Sjögren’s syndrome is an autoimmune disease characterized by involvement of exocrine glands showing significant T cell infiltration. The inflammatory process involves mainly the salivary and lacrimal glands, leading to both xerostomia and xerophthalmia. Sjögren’s syndrome is also characterized by nonerosive arthritis, which may be accompanied by systemic symptoms, including asthenia. Laboratory investigation shows positivity for SSA and/or SSB autoantibodies, often associated with the presence of rheumatoid factor. Sjögren’s syndrome can present as a primary disease or secondary to rheumatoid arthritis or systemic lupus erythematosus.38 Definitive evidence that HCV infection may trigger Sjögren’s syndrome is still lacking. A correlation between Sjögren’s syndrome and mixed cryoglobulinemia has been repeatedly reported.39,40 However, different studies have been carried out subsequently to ascertain the possible relationship between HCV infection and Sjögren’s syndrome.41,42 In an interesting study, the clinical and immunologic characteristics of 35 patients with chronic HCV infection and a well documented diagnosis of Sjögren’s syndrome were reported.43 Compared with 60 patients with primary Sjögren’s syndrome who tested negative for HCV antibodies, patients with Sjögren’s syndrome and HCV showed a higher mean age, a lower prevalence of parotidomegaly, and a higher prevalence of liver involvement.

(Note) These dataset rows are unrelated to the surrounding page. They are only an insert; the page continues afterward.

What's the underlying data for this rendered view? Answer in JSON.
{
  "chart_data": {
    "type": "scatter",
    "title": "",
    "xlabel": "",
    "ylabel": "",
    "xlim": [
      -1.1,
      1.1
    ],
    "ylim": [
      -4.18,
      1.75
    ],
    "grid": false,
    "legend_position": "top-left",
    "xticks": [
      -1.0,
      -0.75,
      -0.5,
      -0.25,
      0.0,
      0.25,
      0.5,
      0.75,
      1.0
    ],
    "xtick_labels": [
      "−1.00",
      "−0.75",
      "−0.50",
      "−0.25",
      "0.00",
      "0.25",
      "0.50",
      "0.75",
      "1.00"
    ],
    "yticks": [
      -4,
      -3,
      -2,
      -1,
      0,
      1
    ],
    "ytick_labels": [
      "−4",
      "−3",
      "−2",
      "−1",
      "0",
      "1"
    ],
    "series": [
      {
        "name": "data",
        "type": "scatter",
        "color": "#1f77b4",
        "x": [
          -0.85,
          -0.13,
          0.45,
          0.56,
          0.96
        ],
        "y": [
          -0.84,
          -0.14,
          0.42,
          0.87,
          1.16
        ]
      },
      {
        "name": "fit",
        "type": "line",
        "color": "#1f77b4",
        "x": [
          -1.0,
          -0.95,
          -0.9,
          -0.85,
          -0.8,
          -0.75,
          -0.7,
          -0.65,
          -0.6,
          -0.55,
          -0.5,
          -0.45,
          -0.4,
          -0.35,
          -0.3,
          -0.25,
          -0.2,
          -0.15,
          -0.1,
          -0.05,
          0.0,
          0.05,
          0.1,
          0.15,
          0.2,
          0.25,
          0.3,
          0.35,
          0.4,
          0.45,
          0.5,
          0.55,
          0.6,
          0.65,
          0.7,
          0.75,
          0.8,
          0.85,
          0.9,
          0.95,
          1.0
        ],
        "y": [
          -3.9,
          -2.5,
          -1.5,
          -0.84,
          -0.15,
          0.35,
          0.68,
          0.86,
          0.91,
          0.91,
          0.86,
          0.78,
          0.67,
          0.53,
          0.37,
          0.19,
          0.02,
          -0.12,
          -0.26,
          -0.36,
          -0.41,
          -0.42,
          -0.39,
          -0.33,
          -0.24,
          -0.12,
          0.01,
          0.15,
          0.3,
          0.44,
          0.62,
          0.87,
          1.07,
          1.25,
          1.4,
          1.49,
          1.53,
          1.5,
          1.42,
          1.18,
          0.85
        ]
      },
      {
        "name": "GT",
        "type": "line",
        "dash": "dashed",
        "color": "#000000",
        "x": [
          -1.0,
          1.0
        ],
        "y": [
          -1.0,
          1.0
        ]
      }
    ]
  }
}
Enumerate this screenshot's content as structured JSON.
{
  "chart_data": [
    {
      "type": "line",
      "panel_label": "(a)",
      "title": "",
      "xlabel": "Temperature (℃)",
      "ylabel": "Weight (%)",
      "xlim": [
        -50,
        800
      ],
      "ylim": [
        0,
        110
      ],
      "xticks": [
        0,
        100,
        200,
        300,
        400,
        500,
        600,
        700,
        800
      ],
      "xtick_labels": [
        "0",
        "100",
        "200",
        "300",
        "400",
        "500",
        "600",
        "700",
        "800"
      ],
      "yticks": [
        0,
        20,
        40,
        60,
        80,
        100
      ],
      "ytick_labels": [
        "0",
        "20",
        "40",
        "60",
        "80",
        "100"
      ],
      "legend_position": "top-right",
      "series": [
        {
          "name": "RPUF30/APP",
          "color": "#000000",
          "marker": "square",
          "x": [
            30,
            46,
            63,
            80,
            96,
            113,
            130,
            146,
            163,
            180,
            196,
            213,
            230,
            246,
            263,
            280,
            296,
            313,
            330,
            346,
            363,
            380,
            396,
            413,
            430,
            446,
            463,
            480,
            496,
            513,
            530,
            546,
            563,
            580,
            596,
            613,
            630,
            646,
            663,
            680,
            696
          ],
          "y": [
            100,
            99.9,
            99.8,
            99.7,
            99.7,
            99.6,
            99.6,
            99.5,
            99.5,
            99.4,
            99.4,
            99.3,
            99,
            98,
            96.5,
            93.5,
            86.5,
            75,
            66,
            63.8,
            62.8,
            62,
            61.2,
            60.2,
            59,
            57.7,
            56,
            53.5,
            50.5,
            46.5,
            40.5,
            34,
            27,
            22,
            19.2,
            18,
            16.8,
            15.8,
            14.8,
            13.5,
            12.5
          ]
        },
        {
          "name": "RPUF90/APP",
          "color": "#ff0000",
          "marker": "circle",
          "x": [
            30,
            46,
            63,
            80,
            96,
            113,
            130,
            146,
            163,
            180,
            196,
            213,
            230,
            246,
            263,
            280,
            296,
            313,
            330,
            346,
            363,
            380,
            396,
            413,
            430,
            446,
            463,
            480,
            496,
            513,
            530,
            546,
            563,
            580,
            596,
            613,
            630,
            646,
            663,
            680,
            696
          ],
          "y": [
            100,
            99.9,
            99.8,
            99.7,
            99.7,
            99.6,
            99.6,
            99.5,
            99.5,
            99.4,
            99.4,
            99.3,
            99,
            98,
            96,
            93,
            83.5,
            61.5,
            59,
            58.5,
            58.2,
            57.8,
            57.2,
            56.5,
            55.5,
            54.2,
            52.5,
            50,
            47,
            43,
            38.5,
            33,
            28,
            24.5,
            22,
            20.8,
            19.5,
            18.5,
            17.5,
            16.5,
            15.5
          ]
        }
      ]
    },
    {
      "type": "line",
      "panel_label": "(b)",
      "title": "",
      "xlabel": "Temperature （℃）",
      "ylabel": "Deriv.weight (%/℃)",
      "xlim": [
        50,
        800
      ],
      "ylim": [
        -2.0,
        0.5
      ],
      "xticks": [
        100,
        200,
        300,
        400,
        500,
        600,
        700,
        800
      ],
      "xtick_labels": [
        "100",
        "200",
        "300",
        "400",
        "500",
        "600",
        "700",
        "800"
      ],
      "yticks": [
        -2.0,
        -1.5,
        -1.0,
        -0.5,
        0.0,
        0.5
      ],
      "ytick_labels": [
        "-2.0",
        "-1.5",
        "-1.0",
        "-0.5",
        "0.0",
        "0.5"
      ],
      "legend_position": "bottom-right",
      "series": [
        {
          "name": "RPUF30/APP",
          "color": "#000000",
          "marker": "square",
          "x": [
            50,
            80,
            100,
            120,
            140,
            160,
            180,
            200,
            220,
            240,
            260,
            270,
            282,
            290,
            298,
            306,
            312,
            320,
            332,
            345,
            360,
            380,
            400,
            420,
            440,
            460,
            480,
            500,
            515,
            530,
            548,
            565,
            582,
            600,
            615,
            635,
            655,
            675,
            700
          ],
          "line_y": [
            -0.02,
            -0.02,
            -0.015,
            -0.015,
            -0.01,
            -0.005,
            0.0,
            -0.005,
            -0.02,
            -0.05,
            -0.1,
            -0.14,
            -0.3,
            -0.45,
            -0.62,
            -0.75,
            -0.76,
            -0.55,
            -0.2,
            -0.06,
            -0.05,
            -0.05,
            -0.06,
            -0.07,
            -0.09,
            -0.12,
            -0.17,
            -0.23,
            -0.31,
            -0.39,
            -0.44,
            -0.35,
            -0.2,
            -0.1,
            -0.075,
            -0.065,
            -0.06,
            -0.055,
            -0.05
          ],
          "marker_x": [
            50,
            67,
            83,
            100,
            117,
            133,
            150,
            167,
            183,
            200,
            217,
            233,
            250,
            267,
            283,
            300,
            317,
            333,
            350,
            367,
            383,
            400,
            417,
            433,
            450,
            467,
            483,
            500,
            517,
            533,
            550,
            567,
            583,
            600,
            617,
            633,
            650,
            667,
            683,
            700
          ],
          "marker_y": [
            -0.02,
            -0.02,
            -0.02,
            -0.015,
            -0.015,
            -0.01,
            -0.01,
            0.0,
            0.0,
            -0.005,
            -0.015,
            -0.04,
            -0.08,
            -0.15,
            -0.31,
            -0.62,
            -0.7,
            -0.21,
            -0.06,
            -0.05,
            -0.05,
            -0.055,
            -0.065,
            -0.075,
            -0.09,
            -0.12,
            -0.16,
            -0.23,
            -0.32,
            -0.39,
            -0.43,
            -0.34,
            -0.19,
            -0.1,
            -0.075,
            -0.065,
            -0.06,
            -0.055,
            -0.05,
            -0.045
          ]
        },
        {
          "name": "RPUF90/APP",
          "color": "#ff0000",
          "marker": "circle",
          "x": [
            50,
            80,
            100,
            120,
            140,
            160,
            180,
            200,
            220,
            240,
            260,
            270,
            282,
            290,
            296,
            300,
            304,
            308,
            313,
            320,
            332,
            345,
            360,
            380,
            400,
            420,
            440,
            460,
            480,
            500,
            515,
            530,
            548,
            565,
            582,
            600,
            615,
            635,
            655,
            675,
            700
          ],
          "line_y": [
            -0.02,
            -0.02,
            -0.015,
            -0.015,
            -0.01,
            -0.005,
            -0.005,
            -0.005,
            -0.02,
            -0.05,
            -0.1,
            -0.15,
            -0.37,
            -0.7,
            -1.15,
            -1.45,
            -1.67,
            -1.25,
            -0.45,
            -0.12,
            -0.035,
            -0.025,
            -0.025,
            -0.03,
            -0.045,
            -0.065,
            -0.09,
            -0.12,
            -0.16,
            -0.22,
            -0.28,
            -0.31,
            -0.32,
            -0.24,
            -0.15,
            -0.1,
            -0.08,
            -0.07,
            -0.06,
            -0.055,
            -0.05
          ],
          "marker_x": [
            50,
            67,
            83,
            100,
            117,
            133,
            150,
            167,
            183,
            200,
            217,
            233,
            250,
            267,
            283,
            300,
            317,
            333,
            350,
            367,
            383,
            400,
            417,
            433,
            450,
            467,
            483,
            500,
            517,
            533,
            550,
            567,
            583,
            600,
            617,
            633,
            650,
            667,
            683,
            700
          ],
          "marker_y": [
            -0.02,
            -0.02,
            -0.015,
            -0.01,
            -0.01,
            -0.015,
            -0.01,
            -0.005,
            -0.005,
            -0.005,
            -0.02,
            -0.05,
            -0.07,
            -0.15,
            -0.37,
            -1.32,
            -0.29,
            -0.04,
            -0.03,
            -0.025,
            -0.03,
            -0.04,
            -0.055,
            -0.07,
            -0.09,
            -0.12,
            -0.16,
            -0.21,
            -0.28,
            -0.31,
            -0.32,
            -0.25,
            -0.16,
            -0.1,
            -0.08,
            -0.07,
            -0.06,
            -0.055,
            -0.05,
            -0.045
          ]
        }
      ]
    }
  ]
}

Moreover, the patients with HCV-related Sjögren’s syndrome showed a higher prevalence of anti-gastric parietal cell antibodies, anti-mitochondrial antibodies, cryoglobulinemia, hypocomplementemia, and a lower prevalence of SSA autoantibodies.44 Therefore, the immunologic characteristics of HCV infection and Sjögren’s syndrome appear to be different, although common mechanisms linking HCV-associated Sjögren’s syndrome and lymphoproliferative disorders have been hypothesized.45 Further studies are needed to clarify the role of HCV infection in Sjögren’s syndrome.

Anecdotal observations

Many other autoimmune conditions have been related to HCV infection. Glomerulonephritis has been associated with HCV, especially in children,46,47 and immune- mediated skin diseases, especially oral lichen planus, have been linked with HCV.4850 Neurologic autoimmune diseases, including myelitis51 and encephalomyelitis,52 as well as several neuromuscular diseases, have also been reported in the course of HCV infection.53 A case of relapsing polychondritis associated with HCV infection has been recently observed.54 Finally, autoimmune mechanisms have been implicated in thrombocytopenia associated with chronic HCV.5557

Conclusion

HCV infection not only affects the liver, but is also associated with extrahepatic disorders, including autoimmune disorders. There is experimental evidence showing that HCV can subvert the immune system, possibly leading to the onset of autoimmunity. However, IFNA, used in the treatment of HCV infection, is a powerful inducer of autoimmunity, and it is sometimes difficult to discriminate between the effect of HCV and IFNA in inducing an autoimmune reaction. On the other hand, IFNA has been found to improve some HCV-related autoimmune diseases, suggesting that these might be mediated by inhibition of HCV replication or viral clearance. Therefore, IFNA can be considered on the one hand as a trigger for autoimmunity in patients with HCV but, on the other hand, as a therapeutic tool in some cases of autoimmune disease. In light of all these considerations, further study is needed to clarify the actual role of HCV infection in the induction of clinically significant autoimmunity, and to identify additional autoimmune disorders in which concomitant presence of HCV might possibly be involved in the pathogenesis.

Footnotes

Disclosure

The authors report no conflicts of interest in this work.